On Linens and Life: Ticking and Time Travel

November 15, 2013

Memories of Another Life by Emma Grayson

I recently read a charming book about a young woman who purportedly travels back in time and in so doing, is given the invaluable opportunity to spend time with a beloved grandmother, long since passed away. This reunion occurs in a little house by the sea and descriptions of its interior abound in pairings of white and various shades of blue. The living room chairs are white and overstuffed, littered with pillows made of vintage French ticking and the rooms smell of roses and lavender. There's a porch swing on the veranda which overlooks a tranquil or violent sea, as the winding plot requires.

And those pillows are lovely. They're vintage, bartered for in a French flea market decades ago, nearly forgotten among the stacks of leather-bound books, bunches of flowers and rows of century- old armoires and dining tables. Despite its age, the pillow's sturdy fabric shows only slight signs of wear along the edges, a testimonial to its quality. The hazy stripes of blue ticking remind me of a happy semester spent down in the south of France.

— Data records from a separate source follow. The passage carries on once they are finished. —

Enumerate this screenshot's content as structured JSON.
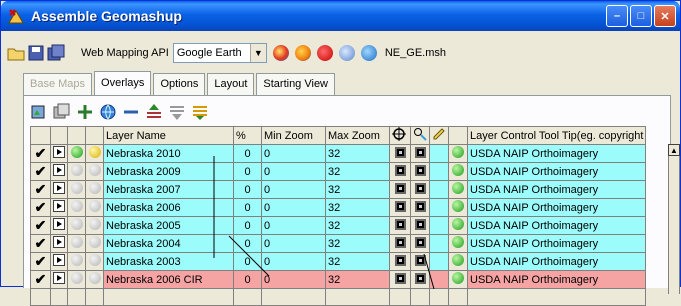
{
  "window": {
    "title": "Assemble Geomashup"
  },
  "toolbar": {
    "api_label": "Web Mapping API",
    "api_select_value": "Google Earth",
    "filename": "NE_GE.msh"
  },
  "tabs": [
    {
      "label": "Base Maps",
      "state": "disabled"
    },
    {
      "label": "Overlays",
      "state": "active"
    },
    {
      "label": "Options",
      "state": "normal"
    },
    {
      "label": "Layout",
      "state": "normal"
    },
    {
      "label": "Starting View",
      "state": "normal"
    }
  ],
  "grid": {
    "headers": {
      "layer_name": "Layer Name",
      "percent": "%",
      "min_zoom": "Min Zoom",
      "max_zoom": "Max Zoom",
      "tooltip": "Layer Control Tool Tip(eg. copyright"
    },
    "rows": [
      {
        "name": "Nebraska 2010",
        "pct": "0",
        "min": "0",
        "max": "32",
        "tooltip": "USDA NAIP Orthoimagery",
        "color": "cyan",
        "active": true
      },
      {
        "name": "Nebraska 2009",
        "pct": "0",
        "min": "0",
        "max": "32",
        "tooltip": "USDA NAIP Orthoimagery",
        "color": "cyan",
        "active": false
      },
      {
        "name": "Nebraska 2007",
        "pct": "0",
        "min": "0",
        "max": "32",
        "tooltip": "USDA NAIP Orthoimagery",
        "color": "cyan",
        "active": false
      },
      {
        "name": "Nebraska 2006",
        "pct": "0",
        "min": "0",
        "max": "32",
        "tooltip": "USDA NAIP Orthoimagery",
        "color": "cyan",
        "active": false
      },
      {
        "name": "Nebraska 2005",
        "pct": "0",
        "min": "0",
        "max": "32",
        "tooltip": "USDA NAIP Orthoimagery",
        "color": "cyan",
        "active": false
      },
      {
        "name": "Nebraska 2004",
        "pct": "0",
        "min": "0",
        "max": "32",
        "tooltip": "USDA NAIP Orthoimagery",
        "color": "cyan",
        "active": false
      },
      {
        "name": "Nebraska 2003",
        "pct": "0",
        "min": "0",
        "max": "32",
        "tooltip": "USDA NAIP Orthoimagery",
        "color": "cyan",
        "active": false
      },
      {
        "name": "Nebraska 2006 CIR",
        "pct": "0",
        "min": "0",
        "max": "32",
        "tooltip": "USDA NAIP Orthoimagery",
        "color": "pink",
        "active": false
      }
    ]
  },
  "colors": {
    "row_cyan": "#9cfcfc",
    "row_pink": "#f5a3a3",
    "title_bar": "#0b62e5"
  }
}
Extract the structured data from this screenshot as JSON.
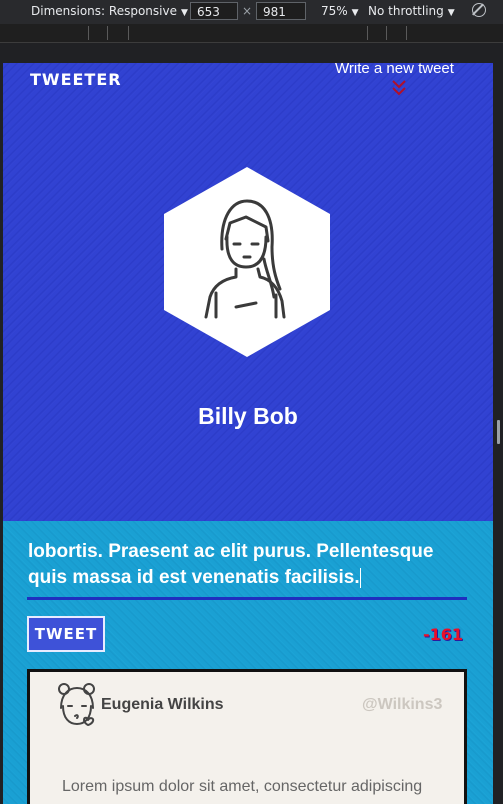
{
  "devtools": {
    "dimensions_label": "Dimensions: Responsive",
    "width_value": "653",
    "height_value": "981",
    "times": "×",
    "zoom": "75%",
    "throttling": "No throttling",
    "caret": "▼"
  },
  "header": {
    "logo": "TWEETER",
    "write_link": "Write a new tweet"
  },
  "profile": {
    "name": "Billy Bob"
  },
  "compose": {
    "text_line1": "lobortis. Praesent ac elit purus. Pellentesque",
    "text_line2": "quis massa id est venenatis facilisis.",
    "button_label": "TWEET",
    "counter": "-161"
  },
  "tweet": {
    "user_name": "Eugenia Wilkins",
    "handle": "@Wilkins3",
    "body": "Lorem ipsum dolor sit amet, consectetur adipiscing"
  },
  "colors": {
    "hero_bg": "#3142d2",
    "compose_bg": "#1aa0d3",
    "counter": "#e8102a"
  }
}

Perhaps I'm reading in... I can't promise that the author actually talked about hazy stripes of blue. I may have taken the book's descriptions and embellished, just a little, with my own preferences. There's something magical about the sea, something enviable about a grandmother's ability to be forever calm, centered and soothing and it's conceivable that I blended all these iconic things together into a space worthy of them. Or maybe the reason I liked the book so much was because of the time traveling. Instead of revisiting all the pivotal points in life with an eye to changing them, as the heroine does, perhaps I'd simply time travel myself right back to that flea market and search diligently through endless piles of fabric. How much could a hazy blue pillow made of French ticking have cost in the 1800's?